Developments in other counterparty sectors

  • Total bank lending to Irish resident sectors declined by 1.6 per cent in the year (Chart 6), driven by a decline in lending to the private sector, which experienced a fall of 2.1 per cent.
  • Banks’ holdings of deposits from the Irish resident private sector continued to record strong inflows, with annual growth reaching 15.6 per cent. Irish resident households remain the largest contributing sector to deposits on banks’ aggregate balance sheet.
  • Credit institutions’ holdings of Irish-issued debt and equity securities recorded a net increase of €10 million in February 2021.

Note 1:

Money and Banking statistics cover all credit institutions resident in Ireland. This includes licensed banks, building societies and, since January 2009, credit unions. A resident office means an office or branch of the reporting institution which is located in the Republic of Ireland. Data are reported in respect of resident office business only. Recent data are often provisional and may be subject to revision. For further detail, please see the Money and Banking webpage for:

  • An extensive set of Money and Banking Tables;
  • A list of Irish Resident Credit Institutions;
  • Money and Banking statistics Explanatory Note.

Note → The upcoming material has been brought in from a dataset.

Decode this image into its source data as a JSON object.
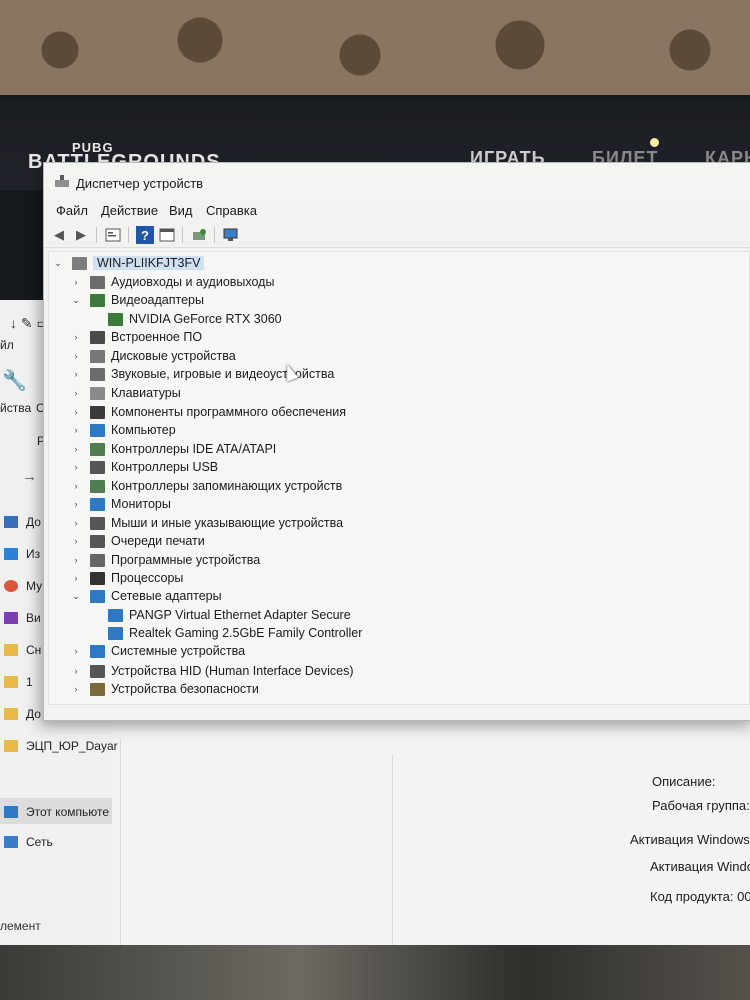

Irish-headquartered banks refers to institutions whose ultimate parent entity is resident in Ireland.

Note 2:

A number of lenders have agreed payment breaks with their customers since the onset of the COVID-19 crisis. These breaks are likely to significantly affect the Money and Banking lending data in this period, predominantly by keeping outstanding loan balances higher than they would be, had repayments followed their initial schedule. As well as this, June data is affected by quarterly interest capitalisation, which increases balances in on-quarter months.

Note 3:

Convenience credit debt is defined as the credit granted at an interest rate of 0 per cent in the period between payment transaction(s) undertaken with the card during one billing cycle and the date at which debit balances from the specific billing cycle becomes due. Extended credit debt is defined as the credit granted after the due date(s) of the previous billing cycle(s) has/have passed, for which an interest rate is charged.